Since the ADD, the need to build emergency savings has become more and more apparent, and it’s not just a problem limited to low-income households. Several online reports have provided headline grabbing, snapshot statistics that claim that 64% of Americans don’t have $1000 readily available in savings and that one-in-four don’t have any emergency savings. Academic research by a team from GWU, Oxford and Princeton confirms the emergency savings emergency; finding that half of American report they probably or certainly would not be able to come up with $2,000 in 30 days in the event of an emergency. Only 22% of those surveyed would cope with the $2,000 emergency by pulling the full amount from savings.
So what happens when people, especially lower-income people, need money in the face of an emergency or drop in income? Last week, the Center for Financial Security at the University of Wisconsin at Madison hosted a webinar entitled,Coming Up with Cash in a Pinch, which explores that question. In the webinar, Dr. Michael Collins presented his newest paper by the same name. He and his co-authors looked at a wide variety of liquidity mechanism utilized when a need for cash arises and describes the pros and cons of each. In his presentation, he also provided some insights into why people don’t have saving. The reasons range from not being able to save, to avoiding savings because of potential asset limit and garnishment consequences, to behavioral failures such as procrastination and a bias for present consumption. He also listed a couple of ways to emphasize emergency savings.

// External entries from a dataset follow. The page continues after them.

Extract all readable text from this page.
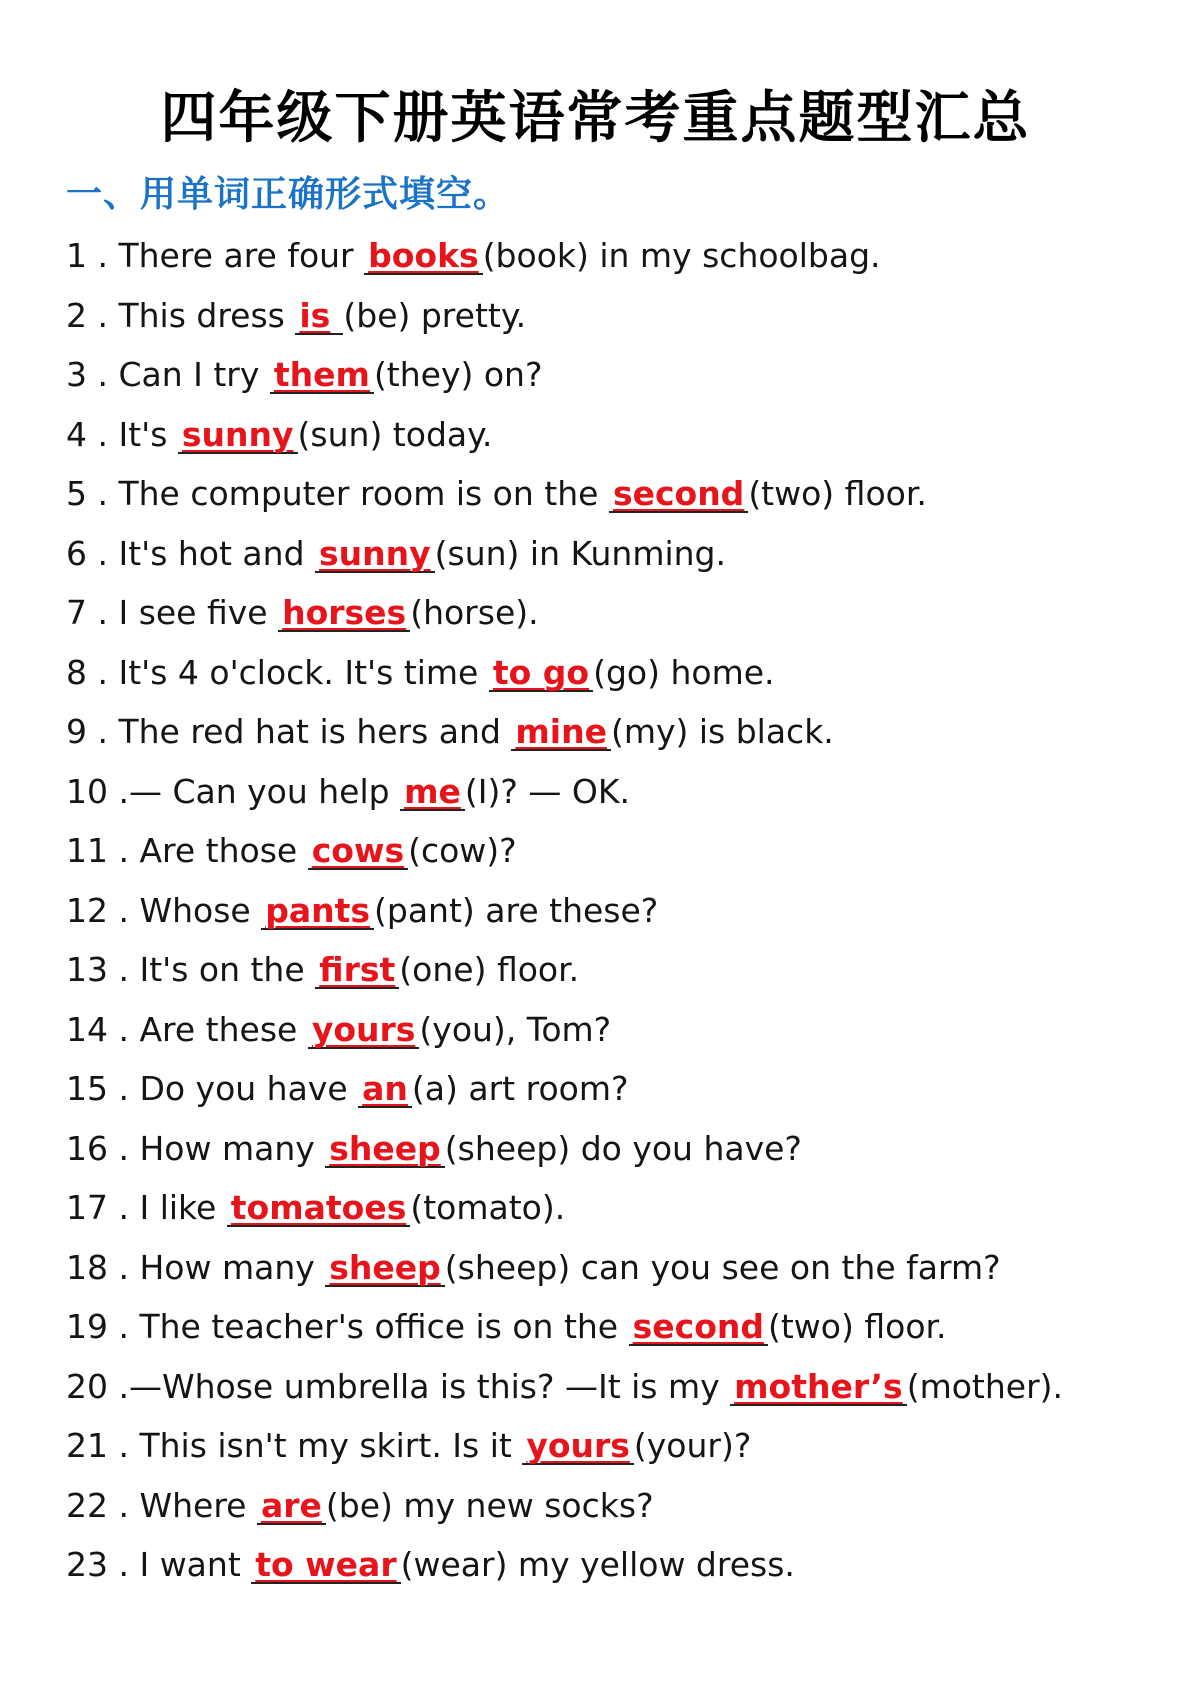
四年级下册英语常考重点题型汇总
一、用单词正确形式填空。
1 . There are four books (book) in my schoolbag.
2 . This dress is (be) pretty.
3 . Can I try them (they) on?
4 . It's sunny (sun) today.
5 . The computer room is on the second (two) floor.
6 . It's hot and sunny (sun) in Kunming.
7 . I see five horses (horse).
8 . It's 4 o'clock. It's time to go (go) home.
9 . The red hat is hers and mine (my) is black.
10 .— Can you help me (I)? — OK.
11 . Are those cows (cow)?
12 . Whose pants (pant) are these?
13 . It's on the first (one) floor.
14 . Are these yours (you), Tom?
15 . Do you have an (a) art room?
16 . How many sheep (sheep) do you have?
17 . I like tomatoes (tomato).
18 . How many sheep (sheep) can you see on the farm?
19 . The teacher's office is on the second (two) floor.
20 .—Whose umbrella is this? —It is my mother’s (mother).
21 . This isn't my skirt. Is it yours (your)?
22 . Where are (be) my new socks?
23 . I want to wear (wear) my yellow dress.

I had the privilege of responding to Michael’s presentation and discussed how policy has a role to create more supports to make it easier for Americans, particularly those in lower-income households, to save. This includes some of our major initiatives such as the AutoSave pilot and the Saver’s Bonus Act proposal. Mae Watson Grote, Executive Director of The Financial Clinic in New York City, then provided information about the clinic’s financial development model helps customers address their immediate financial challenges, while working toward long-term goals and financial mobility. She described how lower-income people her community utilize the different liquidity mechanisms described my Michael and how the clinic works one-on-one with clients to determine what barriers are at the root of the individual’s financial problems, identify their financial goals and develop a pathway out of their current situation.
It’s exciting to see so much work being done to strengthen that first rung of the asset building ladder. While there’s still a lot more to learn about emergency savings, hopefully, some of what we know now can be helpful to start ensuring lower-income families have the opportunity to build up that needed cushion to fall back on in the future.